Bottled Corn Syrup Label Inspection System

A US food company, in collaboration with EPIC, developed a label inspection system using two Cognex vision systems, capable of inspecting over 500 bottles per minute. The system can verify over 20 different labels, ensuring the correct placement and design of the label patterns and barcodes.

The system features a simple product changeover process; operators can quickly adapt to new product types by simply selecting the appropriate inspection program through the human-machine interface, significantly reducing production line downtime.


6. Future Trends: The Development of Intelligent Visual Inspection


With advances in artificial intelligence and machine learning technologies, visual inspection systems are becoming increasingly intelligent and adaptive. Deep learning algorithms enable systems to identify more complex defect patterns, continuously improving inspection accuracy.


The application scope of 3D vision technology is expanding. For example, Basler's 3D ToF (Time of Flight) cameras can be used to identify and sort fruit, enabling more accurate quality assessments.


Data analysis and traceability are also becoming key growth points for vision systems. Systems record large amounts of production data during inspection, facilitating quality analysis and traceability in factories. For example, Budweiser's vision systems improve product quality control.

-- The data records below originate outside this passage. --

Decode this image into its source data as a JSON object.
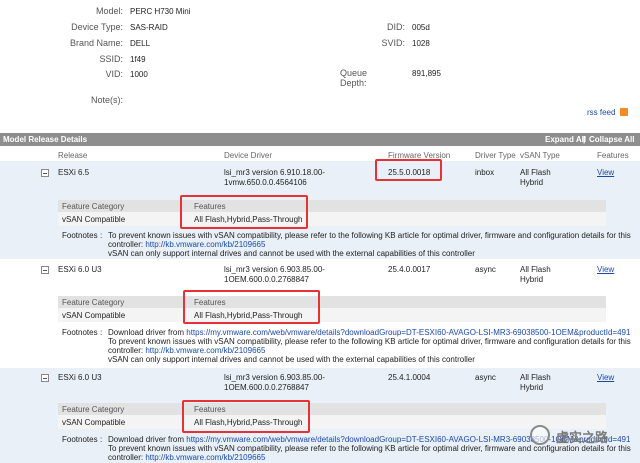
{
  "device": {
    "model_label": "Model:",
    "model": "PERC H730 Mini",
    "type_label": "Device Type:",
    "type": "SAS-RAID",
    "brand_label": "Brand Name:",
    "brand": "DELL",
    "ssid_label": "SSID:",
    "ssid": "1f49",
    "vid_label": "VID:",
    "vid": "1000",
    "notes_label": "Note(s):",
    "did_label": "DID:",
    "did": "005d",
    "svid_label": "SVID:",
    "svid": "1028",
    "queue_label_1": "Queue",
    "queue_label_2": "Depth:",
    "queue": "891,895",
    "rss": "rss feed"
  },
  "section": {
    "title": "Model Release Details",
    "expand_all": "Expand All",
    "separator": "|",
    "collapse_all": "Collapse All"
  },
  "columns": {
    "release": "Release",
    "driver": "Device Driver",
    "firmware": "Firmware Version",
    "driver_type": "Driver Type",
    "vsan_type": "vSAN Type",
    "features": "Features"
  },
  "releases": [
    {
      "release": "ESXi 6.5",
      "driver_1": "lsi_mr3 version 6.910.18.00-",
      "driver_2": "1vmw.650.0.0.4564106",
      "firmware": "25.5.0.0018",
      "driver_type": "inbox",
      "vsan_1": "All Flash",
      "vsan_2": "Hybrid",
      "view": "View",
      "feature_category_header": "Feature Category",
      "features_header": "Features",
      "feature_category": "vSAN Compatible",
      "features": "All Flash,Hybrid,Pass-Through",
      "footnotes_label": "Footnotes",
      "colon": ":",
      "fn_1": "To prevent known issues with vSAN compatibility, please refer to the following KB article for optimal driver, firmware and configuration details for this",
      "fn_2_pre": "controller: ",
      "fn_2_link": "http://kb.vmware.com/kb/2109665",
      "fn_3": "vSAN can only support internal drives and cannot be used with the external capabilities of this controller"
    },
    {
      "release": "ESXi 6.0 U3",
      "driver_1": "lsi_mr3 version 6.903.85.00-",
      "driver_2": "1OEM.600.0.0.2768847",
      "firmware": "25.4.0.0017",
      "driver_type": "async",
      "vsan_1": "All Flash",
      "vsan_2": "Hybrid",
      "view": "View",
      "feature_category_header": "Feature Category",
      "features_header": "Features",
      "feature_category": "vSAN Compatible",
      "features": "All Flash,Hybrid,Pass-Through",
      "footnotes_label": "Footnotes",
      "colon": ":",
      "fn_0_pre": "Download driver from ",
      "fn_0_link": "https://my.vmware.com/web/vmware/details?downloadGroup=DT-ESXI60-AVAGO-LSI-MR3-69038500-1OEM&productId=491",
      "fn_1": "To prevent known issues with vSAN compatibility, please refer to the following KB article for optimal driver, firmware and configuration details for this",
      "fn_2_pre": "controller: ",
      "fn_2_link": "http://kb.vmware.com/kb/2109665",
      "fn_3": "vSAN can only support internal drives and cannot be used with the external capabilities of this controller"
    },
    {
      "release": "ESXi 6.0 U3",
      "driver_1": "lsi_mr3 version 6.903.85.00-",
      "driver_2": "1OEM.600.0.0.2768847",
      "firmware": "25.4.1.0004",
      "driver_type": "async",
      "vsan_1": "All Flash",
      "vsan_2": "Hybrid",
      "view": "View",
      "feature_category_header": "Feature Category",
      "features_header": "Features",
      "feature_category": "vSAN Compatible",
      "features": "All Flash,Hybrid,Pass-Through",
      "footnotes_label": "Footnotes",
      "colon": ":",
      "fn_0_pre": "Download driver from ",
      "fn_0_link": "https://my.vmware.com/web/vmware/details?downloadGroup=DT-ESXI60-AVAGO-LSI-MR3-69038500-1OEM&productId=491",
      "fn_1": "To prevent known issues with vSAN compatibility, please refer to the following KB article for optimal driver, firmware and configuration details for this",
      "fn_2_pre": "controller: ",
      "fn_2_link": "http://kb.vmware.com/kb/2109665"
    }
  ],
  "watermark": "虚实之路"
}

Miniaturization and integration are another key trend. Banner's P5 iVu series image sensors integrate lighting and lenses, and feature a built-in touchscreen, allowing for PC-free programming and greatly simplifying the operation process.


With continuous technological advancements, the application of visual inspection in the food and beverage industry is expanding from single-point quality inspection to full-process quality control. Future vision systems will be more than just "inspection tools"; they will become intelligent nodes connecting production and management.


From the receipt of raw materials to the shipment of finished products, visual inspection technology plays an indispensable role in every link of food and beverage production, safeguarding the quality and safety of every product and providing consumers with greater peace of mind.